Premier Oil mulls reduction in capex program amid oil price volatility
In light of the current market volatility, the UK oil and gas company, Premier Oil, is looking into its ability to reduce the capex program for 2020 with the possibility to save at least $100 million.
In an update on Friday, Premier said that its assets continued to perform well with production to the end of February of 76.6 kboepd.
Full-year production guidance of 70-75 kboepd is reiterated, before the impact of the proposed UK acquisitions.
Premier has hedged c. 30 percent of its full-year 2020 oil and gas entitlement production at an average oil equivalent price of $60/bbl. This includes 40 percent of the group’s oil production for the first half of the year hedged at $64/bbl.
The group has unrestricted cash of $135m and undrawn facilities of c.$330m, as at the end of February. Premier’s 2020 cash flow breakeven price is under $50/bbl and a $5/bbl move in the oil price point forward is expected to result in a c.$50m move in free cash flow on a full-year basis.
This includes the benefits of the hedging program and is based on capex guidance of $470m and new operating cost (including leases) guidance of c. $20/boe. As well as maintaining liquidity, Premier is focused on managing its forward covenant position which could be impacted by ongoing oil price weakness.
According to Premier, discussions are already underway regarding the group’s ability to reduce its 2020 capex program.
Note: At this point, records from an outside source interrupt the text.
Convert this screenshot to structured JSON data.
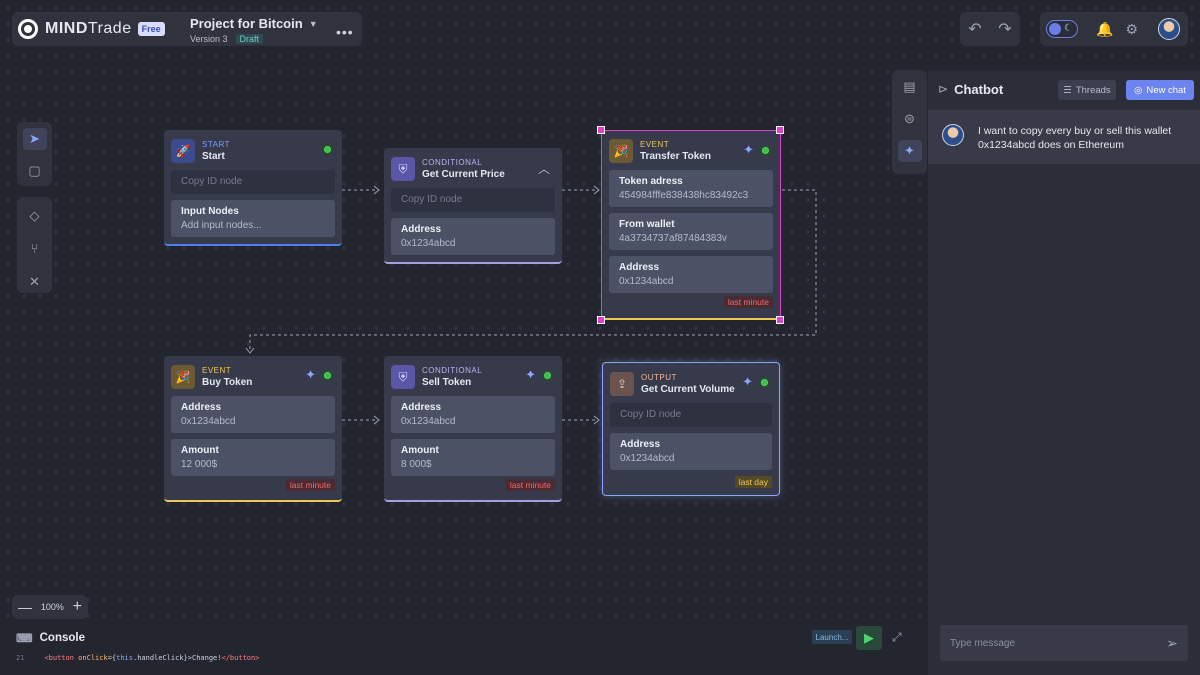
{
  "brand": {
    "name_bold": "MIND",
    "name_light": "Trade",
    "plan": "Free"
  },
  "project": {
    "title": "Project for Bitcoin",
    "version": "Version 3",
    "status": "Draft"
  },
  "header": {
    "more_icon": "more-icon",
    "undo_icon": "undo-icon",
    "redo_icon": "redo-icon"
  },
  "nodes": {
    "start": {
      "type": "Start",
      "name": "Start",
      "copy_placeholder": "Copy ID node",
      "field_label": "Input Nodes",
      "field_value": "Add input nodes..."
    },
    "price": {
      "type": "Conditional",
      "name": "Get Current Price",
      "copy_placeholder": "Copy ID node",
      "field_label": "Address",
      "field_value": "0x1234abcd"
    },
    "transfer": {
      "type": "Event",
      "name": "Transfer Token",
      "fields": [
        {
          "label": "Token adress",
          "value": "454984fffe838438hc83492c3"
        },
        {
          "label": "From wallet",
          "value": "4a3734737af87484383v"
        },
        {
          "label": "Address",
          "value": "0x1234abcd"
        }
      ],
      "badge": "last minute"
    },
    "buy": {
      "type": "Event",
      "name": "Buy Token",
      "fields": [
        {
          "label": "Address",
          "value": "0x1234abcd"
        },
        {
          "label": "Amount",
          "value": "12 000$"
        }
      ],
      "badge": "last minute"
    },
    "sell": {
      "type": "Conditional",
      "name": "Sell Token",
      "fields": [
        {
          "label": "Address",
          "value": "0x1234abcd"
        },
        {
          "label": "Amount",
          "value": "8 000$"
        }
      ],
      "badge": "last minute"
    },
    "volume": {
      "type": "Output",
      "name": "Get Current Volume",
      "copy_placeholder": "Copy ID node",
      "field_label": "Address",
      "field_value": "0x1234abcd",
      "badge": "last day"
    }
  },
  "chat": {
    "title": "Chatbot",
    "threads_label": "Threads",
    "new_chat_label": "New chat",
    "message": "I want to copy every buy or sell this wallet 0x1234abcd does on Ethereum",
    "input_placeholder": "Type message"
  },
  "zoom": {
    "level": "100%"
  },
  "console": {
    "title": "Console",
    "line_number": "21",
    "launch_label": "Launch..."
  },
  "colors": {
    "accent": "#6c84ef",
    "success": "#36c24a",
    "selected": "#e040d0",
    "warning": "#f0c85a",
    "danger": "#f06a6a"
  }
}
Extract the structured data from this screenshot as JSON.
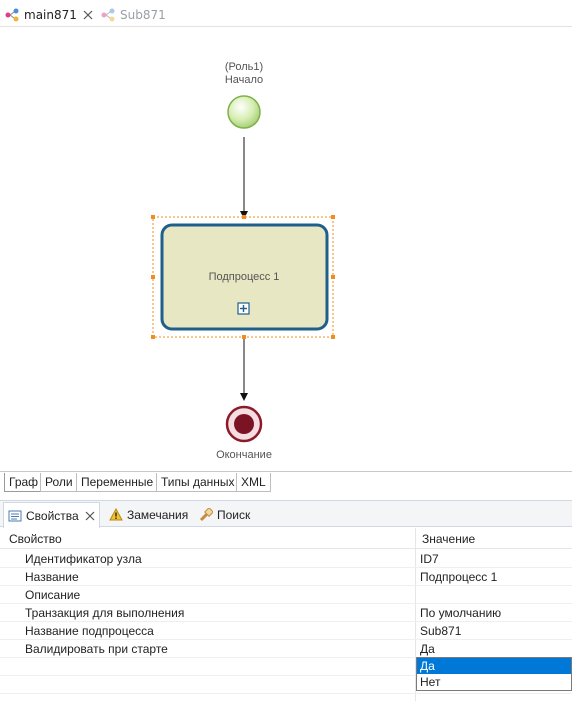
{
  "editor_tabs": [
    {
      "label": "main871",
      "active": true
    },
    {
      "label": "Sub871",
      "active": false
    }
  ],
  "diagram": {
    "start_node": {
      "role": "(Роль1)",
      "label": "Начало"
    },
    "subprocess_node": {
      "label": "Подпроцесс 1"
    },
    "end_node": {
      "label": "Окончание"
    }
  },
  "graph_tabs": [
    "Граф",
    "Роли",
    "Переменные",
    "Типы данных",
    "XML"
  ],
  "view_tabs": [
    {
      "label": "Свойства",
      "icon": "properties-icon"
    },
    {
      "label": "Замечания",
      "icon": "warning-icon"
    },
    {
      "label": "Поиск",
      "icon": "search-icon"
    }
  ],
  "properties": {
    "header_property": "Свойство",
    "header_value": "Значение",
    "rows": [
      {
        "key": "Идентификатор узла",
        "value": "ID7"
      },
      {
        "key": "Название",
        "value": "Подпроцесс 1"
      },
      {
        "key": "Описание",
        "value": ""
      },
      {
        "key": "Транзакция для выполнения",
        "value": "По умолчанию"
      },
      {
        "key": "Название подпроцесса",
        "value": "Sub871"
      },
      {
        "key": "Валидировать при старте",
        "value": "Да"
      }
    ]
  },
  "dropdown": {
    "options": [
      "Да",
      "Нет"
    ],
    "selected": "Да"
  },
  "colors": {
    "start_fill": "#cfe8a8",
    "subprocess_fill": "#e8e7c4",
    "subprocess_border": "#1f5f8b",
    "end_fill": "#8b1a2a",
    "selection_handle": "#f28c1f",
    "accent": "#0078d7"
  }
}
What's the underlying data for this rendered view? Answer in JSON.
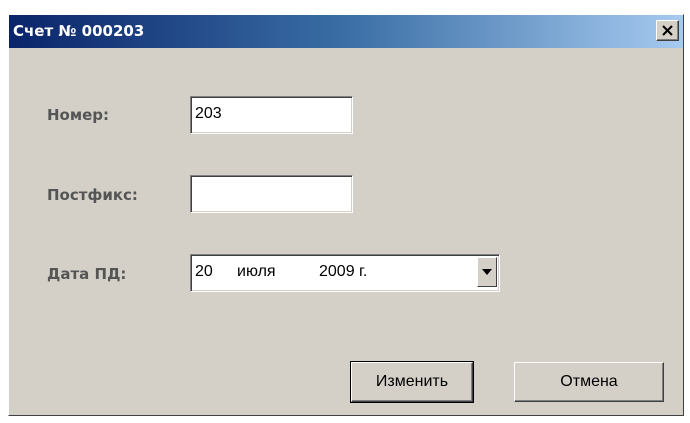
{
  "window": {
    "title": "Счет № 000203"
  },
  "form": {
    "number_label": "Номер:",
    "number_value": "203",
    "postfix_label": "Постфикс:",
    "postfix_value": "",
    "date_label": "Дата ПД:",
    "date_day": "20",
    "date_month": "июля",
    "date_year": "2009 г."
  },
  "buttons": {
    "change_label": "Изменить",
    "cancel_label": "Отмена"
  },
  "icons": {
    "close": "close-icon",
    "dropdown": "chevron-down-icon"
  }
}
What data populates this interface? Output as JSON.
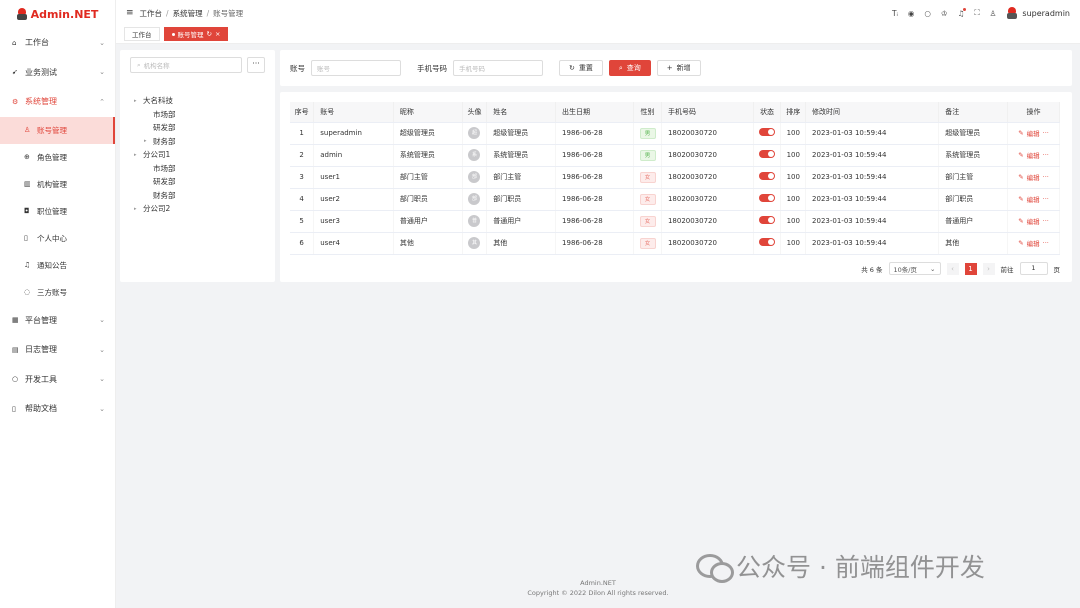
{
  "app": {
    "title": "Admin.NET"
  },
  "sidebar": {
    "items": [
      {
        "label": "工作台",
        "icon": "home-icon",
        "glyph": "⌂"
      },
      {
        "label": "业务测试",
        "icon": "send-icon",
        "glyph": "➹"
      },
      {
        "label": "系统管理",
        "icon": "gear-icon",
        "glyph": "⚙"
      }
    ],
    "sub_items": [
      {
        "label": "账号管理",
        "icon": "user-icon",
        "glyph": "♙"
      },
      {
        "label": "角色管理",
        "icon": "role-icon",
        "glyph": "⊕"
      },
      {
        "label": "机构管理",
        "icon": "org-icon",
        "glyph": "▥"
      },
      {
        "label": "职位管理",
        "icon": "position-icon",
        "glyph": "◘"
      },
      {
        "label": "个人中心",
        "icon": "profile-icon",
        "glyph": "▯"
      },
      {
        "label": "通知公告",
        "icon": "bell-icon",
        "glyph": "♫"
      },
      {
        "label": "三方账号",
        "icon": "chat-icon",
        "glyph": "◌"
      }
    ],
    "bottom_items": [
      {
        "label": "平台管理",
        "icon": "grid-icon",
        "glyph": "▦"
      },
      {
        "label": "日志管理",
        "icon": "log-icon",
        "glyph": "▤"
      },
      {
        "label": "开发工具",
        "icon": "tool-icon",
        "glyph": "○"
      },
      {
        "label": "帮助文档",
        "icon": "doc-icon",
        "glyph": "▯"
      }
    ]
  },
  "header": {
    "breadcrumb": [
      "工作台",
      "系统管理",
      "账号管理"
    ],
    "username": "superadmin"
  },
  "tabs": [
    {
      "label": "工作台"
    },
    {
      "label": "账号管理"
    }
  ],
  "org_tree": {
    "search_placeholder": "机构名称",
    "more_label": "···",
    "nodes": [
      {
        "label": "大名科技",
        "level": 1,
        "arrow": true
      },
      {
        "label": "市场部",
        "level": 2,
        "arrow": false
      },
      {
        "label": "研发部",
        "level": 2,
        "arrow": false
      },
      {
        "label": "财务部",
        "level": 2,
        "arrow": true
      },
      {
        "label": "分公司1",
        "level": 1,
        "arrow": true
      },
      {
        "label": "市场部",
        "level": 2,
        "arrow": false
      },
      {
        "label": "研发部",
        "level": 2,
        "arrow": false
      },
      {
        "label": "财务部",
        "level": 2,
        "arrow": false
      },
      {
        "label": "分公司2",
        "level": 1,
        "arrow": true
      }
    ]
  },
  "search": {
    "account_label": "账号",
    "account_placeholder": "账号",
    "phone_label": "手机号码",
    "phone_placeholder": "手机号码",
    "reset_label": "重置",
    "query_label": "查询",
    "add_label": "新增"
  },
  "table": {
    "columns": [
      "序号",
      "账号",
      "昵称",
      "头像",
      "姓名",
      "出生日期",
      "性别",
      "手机号码",
      "状态",
      "排序",
      "修改时间",
      "备注",
      "操作"
    ],
    "rows": [
      {
        "index": "1",
        "account": "superadmin",
        "nickname": "超级管理员",
        "avatar": "超",
        "name": "超级管理员",
        "birth": "1986-06-28",
        "sex": "男",
        "sex_type": "male",
        "phone": "18020030720",
        "status": true,
        "order": "100",
        "modified": "2023-01-03 10:59:44",
        "remark": "超级管理员"
      },
      {
        "index": "2",
        "account": "admin",
        "nickname": "系统管理员",
        "avatar": "系",
        "name": "系统管理员",
        "birth": "1986-06-28",
        "sex": "男",
        "sex_type": "male",
        "phone": "18020030720",
        "status": true,
        "order": "100",
        "modified": "2023-01-03 10:59:44",
        "remark": "系统管理员"
      },
      {
        "index": "3",
        "account": "user1",
        "nickname": "部门主管",
        "avatar": "部",
        "name": "部门主管",
        "birth": "1986-06-28",
        "sex": "女",
        "sex_type": "female",
        "phone": "18020030720",
        "status": true,
        "order": "100",
        "modified": "2023-01-03 10:59:44",
        "remark": "部门主管"
      },
      {
        "index": "4",
        "account": "user2",
        "nickname": "部门职员",
        "avatar": "部",
        "name": "部门职员",
        "birth": "1986-06-28",
        "sex": "女",
        "sex_type": "female",
        "phone": "18020030720",
        "status": true,
        "order": "100",
        "modified": "2023-01-03 10:59:44",
        "remark": "部门职员"
      },
      {
        "index": "5",
        "account": "user3",
        "nickname": "普通用户",
        "avatar": "普",
        "name": "普通用户",
        "birth": "1986-06-28",
        "sex": "女",
        "sex_type": "female",
        "phone": "18020030720",
        "status": true,
        "order": "100",
        "modified": "2023-01-03 10:59:44",
        "remark": "普通用户"
      },
      {
        "index": "6",
        "account": "user4",
        "nickname": "其他",
        "avatar": "其",
        "name": "其他",
        "birth": "1986-06-28",
        "sex": "女",
        "sex_type": "female",
        "phone": "18020030720",
        "status": true,
        "order": "100",
        "modified": "2023-01-03 10:59:44",
        "remark": "其他"
      }
    ],
    "edit_label": "编辑",
    "more_label": "···"
  },
  "pagination": {
    "total_text": "共 6 条",
    "page_size": "10条/页",
    "current_page": "1",
    "goto_label": "前往",
    "goto_value": "1",
    "page_unit": "页"
  },
  "footer": {
    "line1": "Admin.NET",
    "line2": "Copyright © 2022 Dilon All rights reserved."
  },
  "watermark": {
    "text": "公众号 · 前端组件开发"
  },
  "colors": {
    "accent": "#e0453a",
    "brand": "#e02a20"
  }
}
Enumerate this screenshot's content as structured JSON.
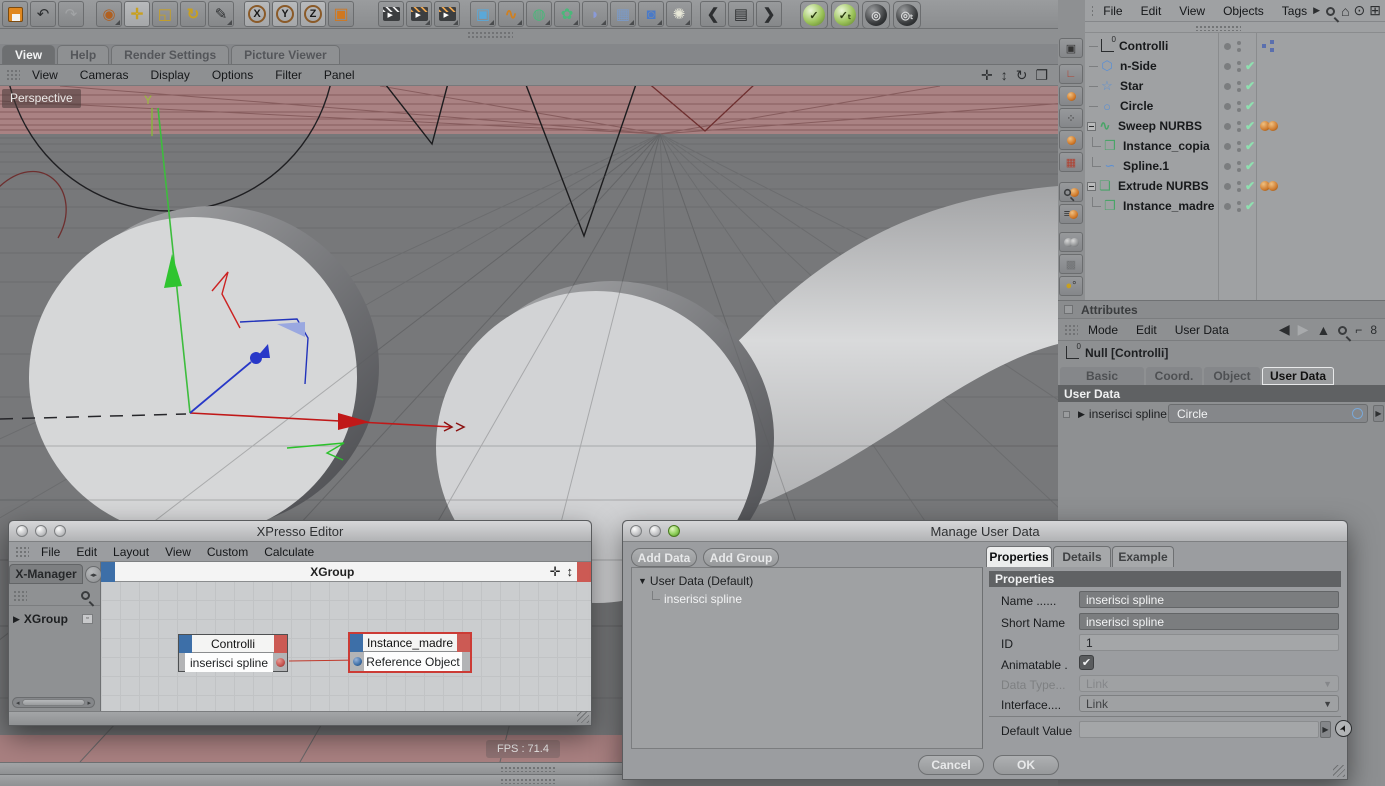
{
  "toolbar": {
    "axis": [
      "X",
      "Y",
      "Z"
    ],
    "icons": [
      "save",
      "undo",
      "redo",
      "live-selection",
      "move",
      "scale",
      "rotate",
      "spline-pen",
      "lock-x",
      "lock-y",
      "lock-z",
      "coordinate-system",
      "render-view",
      "render-active",
      "render-settings",
      "add-cube",
      "add-spline",
      "add-nurbs",
      "add-array",
      "add-shell",
      "add-floor",
      "add-camera",
      "add-light",
      "previous",
      "scene-browser",
      "next",
      "green-check",
      "green-check-t",
      "dark-sphere",
      "dark-sphere-t"
    ]
  },
  "glyphs": {
    "undo": "↶",
    "redo": "↷",
    "selection": "◉",
    "move": "✛",
    "scale": "◱",
    "rotate": "↻",
    "pen": "✎",
    "cube": "▣",
    "spline": "∿",
    "nurbs": "◍",
    "array": "✿",
    "shell": "◗",
    "floor": "▦",
    "camera": "◙",
    "light": "✺",
    "prev": "❮",
    "next": "❯",
    "doc": "▤",
    "arrow_left": "◀",
    "arrow_right": "▶",
    "arrow_up": "▲",
    "home": "⌂",
    "eye": "⊙",
    "plusbox": "⊞",
    "maximize": "❐",
    "updown": "↕",
    "fourway": "✛",
    "tree_closed": "▶",
    "tree_open": "▼",
    "check": "✔",
    "dropdown": "▼",
    "side": "▶",
    "pick": "➤",
    "circles8": "8"
  },
  "viewport": {
    "tabs": [
      "View",
      "Help",
      "Render Settings",
      "Picture Viewer"
    ],
    "active_tab": "View",
    "menu": [
      "View",
      "Cameras",
      "Display",
      "Options",
      "Filter",
      "Panel"
    ],
    "label": "Perspective",
    "fps": "FPS : 71.4",
    "axis_label": "Y"
  },
  "object_manager": {
    "menu": [
      "File",
      "Edit",
      "View",
      "Objects",
      "Tags"
    ],
    "items": [
      {
        "name": "Controlli",
        "icon": "null-object",
        "level": 0,
        "enabled": false,
        "tags": [
          "xpresso"
        ]
      },
      {
        "name": "n-Side",
        "icon": "nside-spline",
        "glyph": "⬡",
        "level": 0,
        "enabled": true
      },
      {
        "name": "Star",
        "icon": "star-spline",
        "glyph": "☆",
        "level": 0,
        "enabled": true
      },
      {
        "name": "Circle",
        "icon": "circle-spline",
        "glyph": "○",
        "level": 0,
        "enabled": true
      },
      {
        "name": "Sweep NURBS",
        "icon": "sweep-nurbs",
        "glyph": "∿",
        "level": 0,
        "expanded": true,
        "enabled": true,
        "tags": [
          "smoothing",
          "smoothing"
        ]
      },
      {
        "name": "Instance_copia",
        "icon": "instance",
        "glyph": "❒",
        "level": 1,
        "enabled": true
      },
      {
        "name": "Spline.1",
        "icon": "spline",
        "glyph": "∽",
        "level": 1,
        "enabled": true
      },
      {
        "name": "Extrude NURBS",
        "icon": "extrude-nurbs",
        "glyph": "❏",
        "level": 0,
        "expanded": true,
        "enabled": true,
        "tags": [
          "smoothing",
          "smoothing"
        ]
      },
      {
        "name": "Instance_madre",
        "icon": "instance",
        "glyph": "❒",
        "level": 1,
        "enabled": true
      }
    ]
  },
  "attributes": {
    "title": "Attributes",
    "menu": [
      "Mode",
      "Edit",
      "User Data"
    ],
    "object_label": "Null [Controlli]",
    "tabs": [
      "Basic",
      "Coord.",
      "Object",
      "User Data"
    ],
    "active_tab": "User Data",
    "section": "User Data",
    "param_label": "inserisci spline",
    "param_value": "Circle"
  },
  "xpresso": {
    "title": "XPresso Editor",
    "menu": [
      "File",
      "Edit",
      "Layout",
      "View",
      "Custom",
      "Calculate"
    ],
    "sidebar_tab": "X-Manager",
    "tree_item": "XGroup",
    "group_title": "XGroup",
    "nodes": [
      {
        "title": "Controlli",
        "port": "inserisci spline",
        "port_side": "output"
      },
      {
        "title": "Instance_madre",
        "port": "Reference Object",
        "port_side": "input",
        "selected": true
      }
    ]
  },
  "dialog": {
    "title": "Manage User Data",
    "add_data": "Add Data",
    "add_group": "Add Group",
    "tabs": [
      "Properties",
      "Details",
      "Example"
    ],
    "active_tab": "Properties",
    "tree_root": "User Data (Default)",
    "tree_child": "inserisci spline",
    "properties": {
      "header": "Properties",
      "name_label": "Name ......",
      "name_value": "inserisci spline",
      "short_label": "Short Name",
      "short_value": "inserisci spline",
      "id_label": "ID",
      "id_value": "1",
      "anim_label": "Animatable .",
      "anim_checked": true,
      "datatype_label": "Data Type...",
      "datatype_value": "Link",
      "interface_label": "Interface....",
      "interface_value": "Link",
      "default_label": "Default Value"
    },
    "cancel": "Cancel",
    "ok": "OK"
  },
  "colors": {
    "accent_red": "#cc3b35",
    "port_blue": "#3d6fa8",
    "check_green": "#8fe0b0",
    "tag_orange": "#cd7a2e",
    "band_red": "#aa8283"
  }
}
Initial analysis suggests that at least $100m of savings and deferrals is achievable with potential for further reductions.
Assuming a $100m reduction in planned 2020 capex and $35/bbl oil price for the remainder of the year, the group would expect to be broadly cash flow neutral in 2020. This does not take into account positive cash flows from the proposed UK acquisitions or potential disposal proceeds.
With regards to the Premier’s proposed acquisitions and extension to the group’s credit facilities, the court hearing to sanction the creditor schemes of arrangement is scheduled to start on March 17. Premier said it would provide an update on the next steps in the process once the sanction hearing has taken place.
Other oil and gas companies have also already announced its plans to reduce spending in 2020 due to the volatility in the oil market exacerbated by the oil price war and the outbreak of the coronavirus, including Apache Corporation, Murphy Oil, and Noble Energy.